Elie does not just expound on how he had felt or seen in his time in the camps; however, he interfaces them together indicating precisely what he had seen and his response to the sight. Elie utilizes this for his advantage on the grounds that he makes an additionally traumatizing and individual reference to the reader and makes an emotional association with the reader making it significantly more compelling without utilizing any facts what so ever (Teenink.com, 2014).
At the point when Moishe, the Beadle, had a close experience of death, he came back to Sighet for the single motivation of being frightful that Elie and the kind individuals of Sighet would be lost. He couldn’t stand to have them encounter the same as he had. This was a crucial part of the book as it really sets the tone for whatever remains of the story with Moishe the Beadle’s stories. This is when even Elie begins to understand that he is no more in control of his own life when he along with other Jews was compelled to be put into Ghettos.
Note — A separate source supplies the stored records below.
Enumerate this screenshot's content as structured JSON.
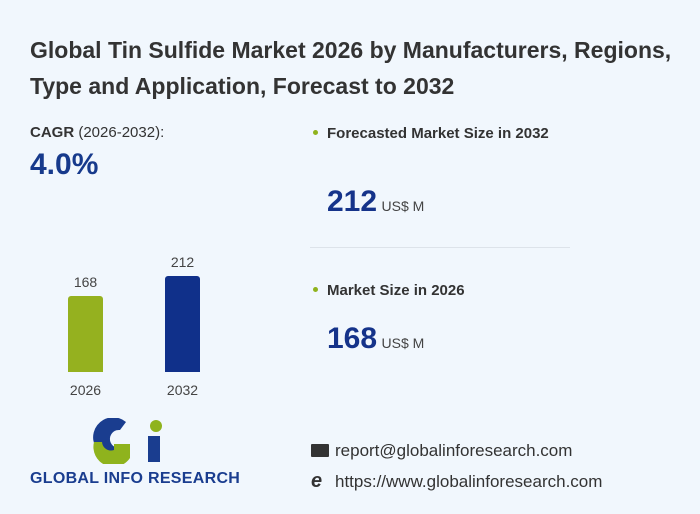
{
  "title": "Global Tin Sulfide Market 2026 by Manufacturers, Regions, Type and Application, Forecast to 2032",
  "cagr": {
    "label_bold": "CAGR",
    "label_rest": "(2026-2032):",
    "value": "4.0%"
  },
  "forecast": {
    "label": "Forecasted Market Size in 2032",
    "value": "212",
    "unit": "US$ M"
  },
  "current": {
    "label": "Market Size in 2026",
    "value": "168",
    "unit": "US$ M"
  },
  "chart_data": {
    "type": "bar",
    "categories": [
      "2026",
      "2032"
    ],
    "values": [
      168,
      212
    ],
    "labels": [
      "168",
      "212"
    ],
    "colors": [
      "#95b11f",
      "#10308a"
    ],
    "ylim": [
      0,
      212
    ]
  },
  "logo": {
    "text": "GLOBAL INFO RESEARCH"
  },
  "contact": {
    "email": "report@globalinforesearch.com",
    "website": "https://www.globalinforesearch.com"
  },
  "colors": {
    "accent_green": "#8fb31d",
    "brand_blue": "#15338a"
  }
}
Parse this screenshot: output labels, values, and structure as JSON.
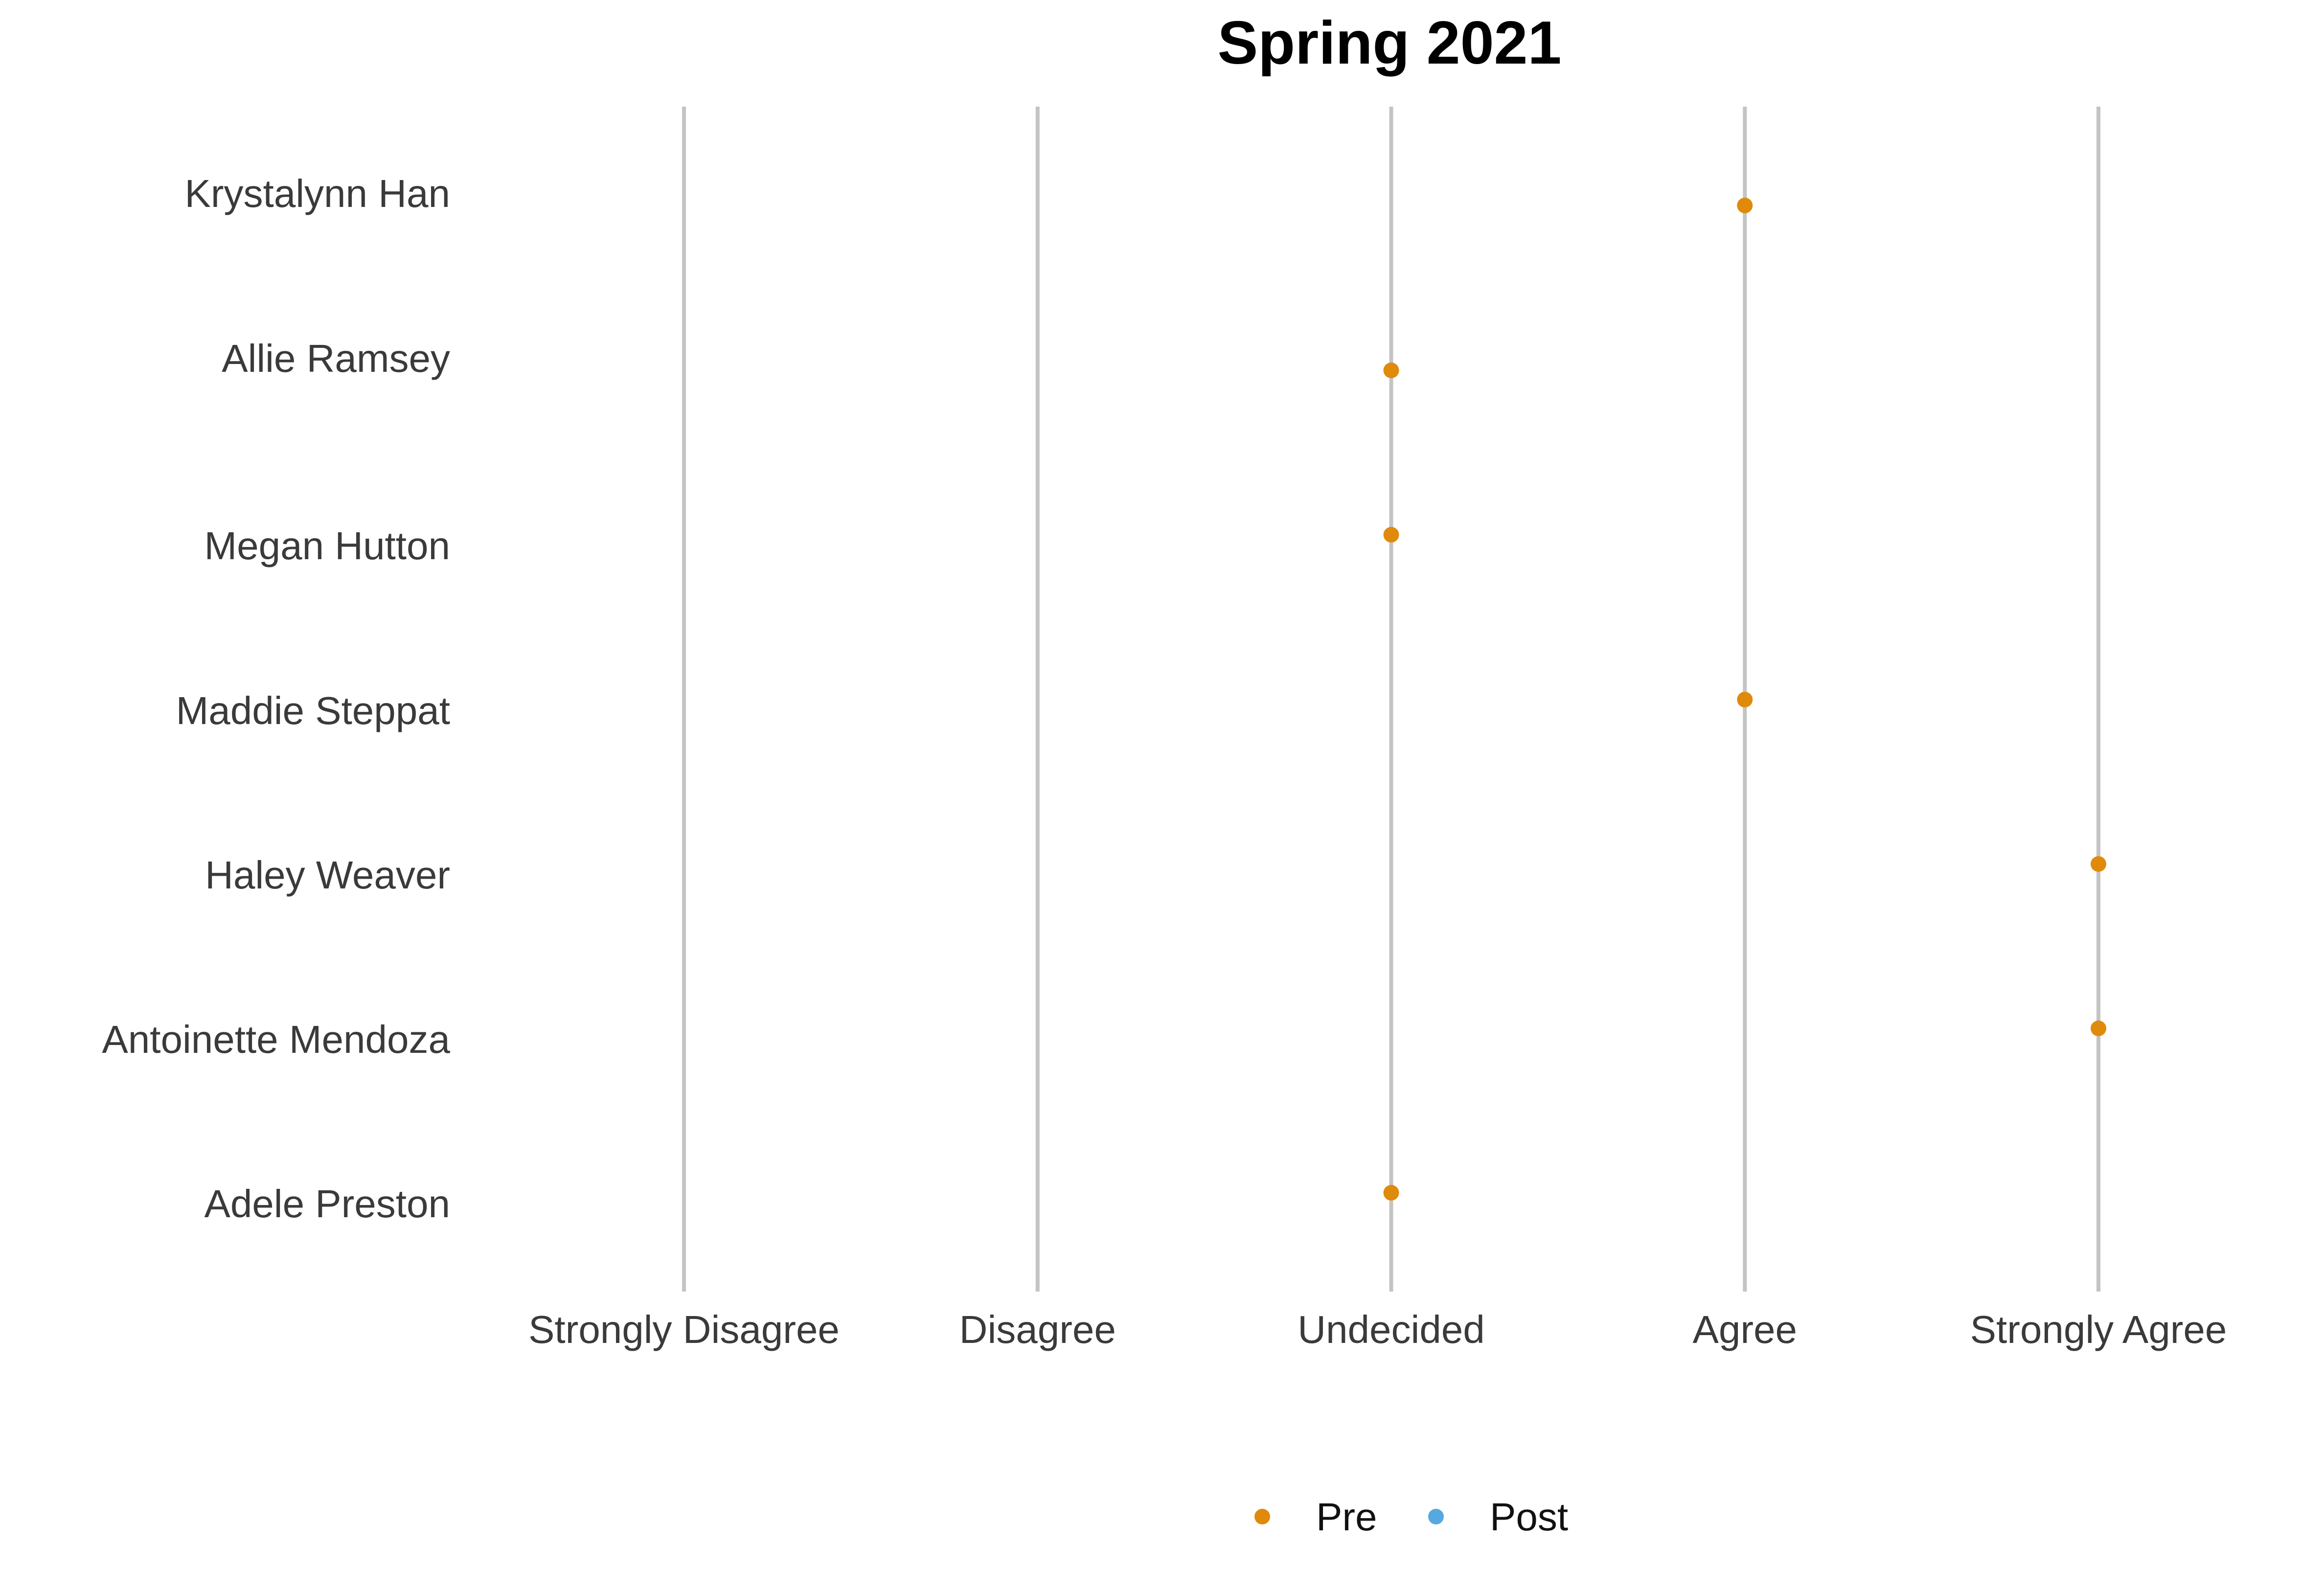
{
  "chart_data": {
    "type": "scatter",
    "title": "Spring 2021",
    "x_categories": [
      "Strongly Disagree",
      "Disagree",
      "Undecided",
      "Agree",
      "Strongly Agree"
    ],
    "y_categories": [
      "Krystalynn Han",
      "Allie Ramsey",
      "Megan Hutton",
      "Maddie Steppat",
      "Haley Weaver",
      "Antoinette Mendoza",
      "Adele Preston"
    ],
    "series": [
      {
        "name": "Pre",
        "color": "#E08A0B",
        "points": [
          {
            "y": "Krystalynn Han",
            "x": "Agree"
          },
          {
            "y": "Allie Ramsey",
            "x": "Undecided"
          },
          {
            "y": "Megan Hutton",
            "x": "Undecided"
          },
          {
            "y": "Maddie Steppat",
            "x": "Agree"
          },
          {
            "y": "Haley Weaver",
            "x": "Strongly Agree"
          },
          {
            "y": "Antoinette Mendoza",
            "x": "Strongly Agree"
          },
          {
            "y": "Adele Preston",
            "x": "Undecided"
          }
        ]
      },
      {
        "name": "Post",
        "color": "#56A8E0",
        "points": []
      }
    ],
    "grid": "vertical lines at each x category",
    "gridline_color": "#C4C4C4",
    "legend_position": "bottom"
  }
}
Elie had made this story very personal. It wasn’t simply a record of the time he spent in the camp, but it was a record of everything that he felt, saw, and even thought. With this capacity to recount a story from an individual point of view it allows new opportunities for the writer to unite with the reader significantly more. For instance, he includes other people’s stories too like that of Juliek. “Who was the mad man who played the violin here, at the edge of his own grave?”(94). He discusses about different people’s stories and choices that they made toward the end of their life, for example, Juliek had finished with playing the violin.